The Madras High Court on Tuesday stayed the operation of the fee structure for private unaided schools fixed by the Justice Govindarajan committee.
Justice K.B.K. Vasuki also stayed the press release issued by the State government, on August 11, asking the schools to abide by the fee structure for the academic year, besides restraining the authorities from implementing and enforcing the orders for the current academic year.
Delivering the judgment on writ petitions filed by private unaided schools as well as associations, Justice Vasuki directed all the petitions to be posted before the appropriate Bench for expeditious final disposal in view of the importance and urgency of the issue involved.
The petitioners sought a direction to permit them to collect the fees as proposed by the schools prior to the fixing of fee by the Private Schools Fee Determination Committee, a statutory panel appointed by the government.
The committee was constituted under the Tamil Nadu Schools (regulation of collection of fee rules) 2009, which came into force on August 7, 2009.
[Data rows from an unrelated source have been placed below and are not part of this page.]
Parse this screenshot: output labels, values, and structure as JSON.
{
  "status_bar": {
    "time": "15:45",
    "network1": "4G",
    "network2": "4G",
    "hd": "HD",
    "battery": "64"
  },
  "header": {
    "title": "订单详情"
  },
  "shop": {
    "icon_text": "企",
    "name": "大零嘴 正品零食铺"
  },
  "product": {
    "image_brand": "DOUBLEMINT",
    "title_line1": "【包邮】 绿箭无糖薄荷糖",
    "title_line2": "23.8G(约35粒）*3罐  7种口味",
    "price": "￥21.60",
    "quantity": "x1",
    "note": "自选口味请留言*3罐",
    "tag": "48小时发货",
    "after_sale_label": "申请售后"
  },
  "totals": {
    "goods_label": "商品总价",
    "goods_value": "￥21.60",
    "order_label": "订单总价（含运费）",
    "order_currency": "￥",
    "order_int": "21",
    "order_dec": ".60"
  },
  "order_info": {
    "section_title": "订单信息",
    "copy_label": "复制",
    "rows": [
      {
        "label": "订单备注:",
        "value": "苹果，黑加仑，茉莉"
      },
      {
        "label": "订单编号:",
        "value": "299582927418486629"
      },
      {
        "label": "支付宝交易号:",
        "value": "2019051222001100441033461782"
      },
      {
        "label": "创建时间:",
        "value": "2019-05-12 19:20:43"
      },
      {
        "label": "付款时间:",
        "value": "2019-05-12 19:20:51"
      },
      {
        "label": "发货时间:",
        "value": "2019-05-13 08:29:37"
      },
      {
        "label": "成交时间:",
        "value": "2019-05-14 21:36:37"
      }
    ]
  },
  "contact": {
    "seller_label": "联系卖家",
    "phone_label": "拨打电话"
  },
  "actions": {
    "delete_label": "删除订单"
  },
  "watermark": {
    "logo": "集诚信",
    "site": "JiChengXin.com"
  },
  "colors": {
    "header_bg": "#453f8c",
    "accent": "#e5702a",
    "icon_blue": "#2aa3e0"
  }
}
The rules were framed on December 7, 2009. Immediately after the enactment of the Act, all the 10,934 private aided minority and non-minority schools were given a questionnaire each, containing 41 columns and asked to submit the same within a stipulated period.
A total of 10,238 schools submitted the particulars with or without supportive documents.
“It is hardly imaginable and practically impossible that the committee consisting of six members without any able and effective assistance of technically qualified persons such as Chartered Accountants was able to verify all the particulars contained in the questionnaire and determine the fee structure within less than one month…” the Judge said
Though the committee expressed difficulties in revising the fee structure within 30 days, as mandated under its terms of reference, it was able to determine the provisional fee structure within such a short time. This would lead to genuine doubt whether the provisional fee structure was fixed after thorough examination of relevant facts under the Act.
The Judge said considering the provisional nature of the order and the manner in which it was passed, the court had no hesitation to stay it, pointing out that the provisional order is not enforceable.